Sepsis has been declared a medical emergency in a Tuesday report by the Centers for Disease Control and Prevention (CDC). Every year, between 1 and 3 million people are diagnosed with sepsis, and the CDC is asking doctors and nurses to take heed and do more to prevent, identify, and properly treat the potentially deadly condition.

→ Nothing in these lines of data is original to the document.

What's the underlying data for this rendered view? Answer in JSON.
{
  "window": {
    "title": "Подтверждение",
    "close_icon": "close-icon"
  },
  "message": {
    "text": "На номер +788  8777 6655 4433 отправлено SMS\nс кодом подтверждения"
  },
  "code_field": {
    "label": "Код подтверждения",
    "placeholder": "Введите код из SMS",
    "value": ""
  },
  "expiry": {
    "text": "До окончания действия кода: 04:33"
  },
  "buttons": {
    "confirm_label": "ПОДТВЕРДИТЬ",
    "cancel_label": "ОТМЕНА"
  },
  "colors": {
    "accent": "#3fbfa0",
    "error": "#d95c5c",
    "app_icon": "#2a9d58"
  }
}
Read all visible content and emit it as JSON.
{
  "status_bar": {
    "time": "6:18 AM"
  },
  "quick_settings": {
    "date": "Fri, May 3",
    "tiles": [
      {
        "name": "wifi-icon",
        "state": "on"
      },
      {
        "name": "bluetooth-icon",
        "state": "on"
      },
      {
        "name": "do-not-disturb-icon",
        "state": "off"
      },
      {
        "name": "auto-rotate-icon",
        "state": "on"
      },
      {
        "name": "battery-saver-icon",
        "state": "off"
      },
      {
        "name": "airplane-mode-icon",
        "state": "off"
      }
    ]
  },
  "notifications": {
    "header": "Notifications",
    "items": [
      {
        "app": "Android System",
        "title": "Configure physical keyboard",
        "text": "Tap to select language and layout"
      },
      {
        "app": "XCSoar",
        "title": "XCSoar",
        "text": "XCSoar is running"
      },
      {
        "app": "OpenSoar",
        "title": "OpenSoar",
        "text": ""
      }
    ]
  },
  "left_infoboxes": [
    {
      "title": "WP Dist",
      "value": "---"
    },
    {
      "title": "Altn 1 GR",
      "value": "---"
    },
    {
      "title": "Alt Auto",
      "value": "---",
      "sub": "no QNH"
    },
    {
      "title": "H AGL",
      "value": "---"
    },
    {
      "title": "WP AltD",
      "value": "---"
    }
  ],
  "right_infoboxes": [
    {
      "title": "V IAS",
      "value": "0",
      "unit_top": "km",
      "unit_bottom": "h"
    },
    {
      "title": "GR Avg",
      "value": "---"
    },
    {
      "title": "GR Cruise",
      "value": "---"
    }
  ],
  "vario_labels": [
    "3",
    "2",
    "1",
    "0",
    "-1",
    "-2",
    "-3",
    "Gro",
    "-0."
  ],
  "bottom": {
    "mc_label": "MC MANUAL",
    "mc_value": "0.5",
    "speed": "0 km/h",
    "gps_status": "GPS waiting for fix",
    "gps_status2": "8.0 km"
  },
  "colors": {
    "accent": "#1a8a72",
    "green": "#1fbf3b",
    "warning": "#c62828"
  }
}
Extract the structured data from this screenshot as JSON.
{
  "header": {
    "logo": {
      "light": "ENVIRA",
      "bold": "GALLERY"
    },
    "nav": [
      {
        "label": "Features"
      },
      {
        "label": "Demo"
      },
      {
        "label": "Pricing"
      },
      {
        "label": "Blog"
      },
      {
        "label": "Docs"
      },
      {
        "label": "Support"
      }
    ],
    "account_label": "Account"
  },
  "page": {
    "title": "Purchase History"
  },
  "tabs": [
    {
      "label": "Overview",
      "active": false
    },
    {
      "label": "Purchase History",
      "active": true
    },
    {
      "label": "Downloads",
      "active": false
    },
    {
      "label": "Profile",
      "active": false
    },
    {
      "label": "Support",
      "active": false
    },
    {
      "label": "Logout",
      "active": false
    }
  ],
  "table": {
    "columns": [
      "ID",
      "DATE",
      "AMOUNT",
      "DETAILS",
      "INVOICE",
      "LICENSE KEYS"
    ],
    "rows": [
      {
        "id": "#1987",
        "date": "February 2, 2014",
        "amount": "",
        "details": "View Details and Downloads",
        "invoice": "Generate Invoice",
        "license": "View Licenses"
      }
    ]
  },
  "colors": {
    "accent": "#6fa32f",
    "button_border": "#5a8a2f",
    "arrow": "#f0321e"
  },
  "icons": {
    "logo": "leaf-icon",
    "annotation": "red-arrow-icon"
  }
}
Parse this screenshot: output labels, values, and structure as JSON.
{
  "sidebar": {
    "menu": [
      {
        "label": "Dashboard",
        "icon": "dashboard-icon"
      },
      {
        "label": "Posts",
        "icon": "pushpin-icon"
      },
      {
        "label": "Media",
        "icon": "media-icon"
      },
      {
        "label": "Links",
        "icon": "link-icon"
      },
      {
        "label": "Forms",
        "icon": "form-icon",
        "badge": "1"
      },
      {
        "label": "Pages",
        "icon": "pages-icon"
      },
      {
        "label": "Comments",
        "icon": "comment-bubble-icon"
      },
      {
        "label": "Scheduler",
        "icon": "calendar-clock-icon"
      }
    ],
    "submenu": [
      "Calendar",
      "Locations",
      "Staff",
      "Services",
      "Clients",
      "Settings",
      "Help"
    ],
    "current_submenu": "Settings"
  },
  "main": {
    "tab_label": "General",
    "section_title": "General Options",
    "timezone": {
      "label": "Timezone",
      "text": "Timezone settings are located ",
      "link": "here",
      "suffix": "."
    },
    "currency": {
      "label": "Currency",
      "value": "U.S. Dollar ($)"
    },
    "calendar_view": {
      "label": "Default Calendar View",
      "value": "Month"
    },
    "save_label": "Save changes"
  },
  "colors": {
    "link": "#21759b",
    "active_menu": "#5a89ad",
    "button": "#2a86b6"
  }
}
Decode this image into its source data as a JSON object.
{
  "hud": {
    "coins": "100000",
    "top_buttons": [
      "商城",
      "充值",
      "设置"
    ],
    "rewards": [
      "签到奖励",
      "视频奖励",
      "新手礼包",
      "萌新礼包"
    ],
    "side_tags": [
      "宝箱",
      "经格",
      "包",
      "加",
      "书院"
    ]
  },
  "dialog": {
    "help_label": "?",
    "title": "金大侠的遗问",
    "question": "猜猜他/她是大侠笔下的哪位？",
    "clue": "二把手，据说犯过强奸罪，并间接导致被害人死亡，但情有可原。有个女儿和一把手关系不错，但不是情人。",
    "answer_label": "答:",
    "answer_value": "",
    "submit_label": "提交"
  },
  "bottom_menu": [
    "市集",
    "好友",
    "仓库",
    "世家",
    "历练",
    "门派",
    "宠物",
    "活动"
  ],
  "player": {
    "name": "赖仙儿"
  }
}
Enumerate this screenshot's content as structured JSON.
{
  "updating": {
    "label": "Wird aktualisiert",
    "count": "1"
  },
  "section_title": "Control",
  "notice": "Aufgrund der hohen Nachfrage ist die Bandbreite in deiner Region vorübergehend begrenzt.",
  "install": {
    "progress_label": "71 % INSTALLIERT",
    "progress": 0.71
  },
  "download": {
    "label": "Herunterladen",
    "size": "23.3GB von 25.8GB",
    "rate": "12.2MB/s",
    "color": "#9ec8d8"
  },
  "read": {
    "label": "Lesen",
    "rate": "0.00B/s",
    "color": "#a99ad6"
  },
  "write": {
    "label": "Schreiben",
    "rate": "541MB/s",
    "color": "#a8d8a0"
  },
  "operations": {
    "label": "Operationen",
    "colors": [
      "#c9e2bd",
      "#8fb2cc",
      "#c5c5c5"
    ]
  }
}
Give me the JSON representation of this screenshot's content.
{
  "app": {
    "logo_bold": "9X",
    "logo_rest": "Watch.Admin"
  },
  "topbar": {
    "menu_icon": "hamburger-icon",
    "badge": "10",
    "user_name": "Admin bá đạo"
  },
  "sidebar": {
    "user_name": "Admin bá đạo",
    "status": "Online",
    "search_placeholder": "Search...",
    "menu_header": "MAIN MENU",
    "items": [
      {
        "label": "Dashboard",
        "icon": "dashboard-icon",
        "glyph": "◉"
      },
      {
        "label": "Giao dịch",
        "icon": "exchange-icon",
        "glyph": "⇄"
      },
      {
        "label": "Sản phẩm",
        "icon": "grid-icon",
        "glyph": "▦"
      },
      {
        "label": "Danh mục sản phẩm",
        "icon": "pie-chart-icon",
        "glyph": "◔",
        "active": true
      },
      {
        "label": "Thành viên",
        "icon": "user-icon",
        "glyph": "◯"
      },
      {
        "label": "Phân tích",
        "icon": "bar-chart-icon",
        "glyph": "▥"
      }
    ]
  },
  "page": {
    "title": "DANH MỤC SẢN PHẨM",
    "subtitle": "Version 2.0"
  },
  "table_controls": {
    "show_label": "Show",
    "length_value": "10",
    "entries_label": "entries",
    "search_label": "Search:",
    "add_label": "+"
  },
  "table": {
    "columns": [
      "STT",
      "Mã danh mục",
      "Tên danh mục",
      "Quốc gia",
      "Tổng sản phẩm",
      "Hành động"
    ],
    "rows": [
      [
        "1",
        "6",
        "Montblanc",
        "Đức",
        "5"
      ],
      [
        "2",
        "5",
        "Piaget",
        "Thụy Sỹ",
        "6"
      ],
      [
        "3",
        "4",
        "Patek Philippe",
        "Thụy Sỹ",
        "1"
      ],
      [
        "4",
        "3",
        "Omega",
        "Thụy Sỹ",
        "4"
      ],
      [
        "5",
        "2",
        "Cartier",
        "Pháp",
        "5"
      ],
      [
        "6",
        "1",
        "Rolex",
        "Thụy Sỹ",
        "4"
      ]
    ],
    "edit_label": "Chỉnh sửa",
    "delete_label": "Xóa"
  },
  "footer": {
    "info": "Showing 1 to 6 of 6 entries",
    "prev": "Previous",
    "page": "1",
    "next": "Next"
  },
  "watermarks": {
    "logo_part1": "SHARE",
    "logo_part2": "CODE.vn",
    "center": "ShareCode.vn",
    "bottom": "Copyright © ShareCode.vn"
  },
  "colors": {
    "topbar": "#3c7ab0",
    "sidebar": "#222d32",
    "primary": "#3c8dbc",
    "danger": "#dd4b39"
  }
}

Although deaths from sepsis rose to 159,690 from 128,766 in 2013 alone, there aren't specific tests to easily diagnose the condition. There isn't even a standard definition for the condition, so death tracking isn't exact. Deaths that are due to sepsis are counted, but deaths where there is another primary disease or condition aren't. 

Causes And Prevalence

Two reasons for the rise in sepsis are suspected to be more use of antibiotics, which leads to resistance, and an uptick in invasive surgeries. Older people, babies and children, those with compromised immune systems and people who have recently had surgery or are on steroids or in chemotherapy are more susceptible to sepsis. Despite public perception to the contrary, 80 percent of cases begin in public, not at a hospital. In total, about 2 million people per year are diagnosed with sepsis. The mortality rate ranges from 15 to 30 percent.

It is vital to identify the condition as soon as possible to stop the rapid spread of infection which can lead to septic shock. Unfortunately, missing a diagnosis of sepsis isn't uncommon - different symptoms present in different people. Behind congestive heart failure, sepsis was the second most common reason for re-admittance in 2011. According to a study in 2015, 40 percent of those cases could have been prevented with prompt and specialized care.

How To Prevent Misdiagnosis

The CDC laid out a list of things healthcare workers can do to help prevent, diagnose, and treat sepsis effectively:

  • Educate patients and their families about the importance of infection prevention and better management of chronic conditions. Teach them to seek care immediately if an infection doesn't seem to get better
  • Know all of the signs and symptoms of sepsis to better identify and act on it sooner
  • Act as quickly as possible when a patient is suspected to have sepsis - complete tests, identify the source and determine usage of antibiotics
  • Frequently check on patients to assess and re-assess the antibiotic therapy

The CDC said the six main symptoms of sepsis aren't always well-known or recognized. They include shivers, running a fever, chills or feeling very cold, severe pain, sweaty or clammy feeling to the skin, disorientation or confusion, being short of breath, and a high pulse.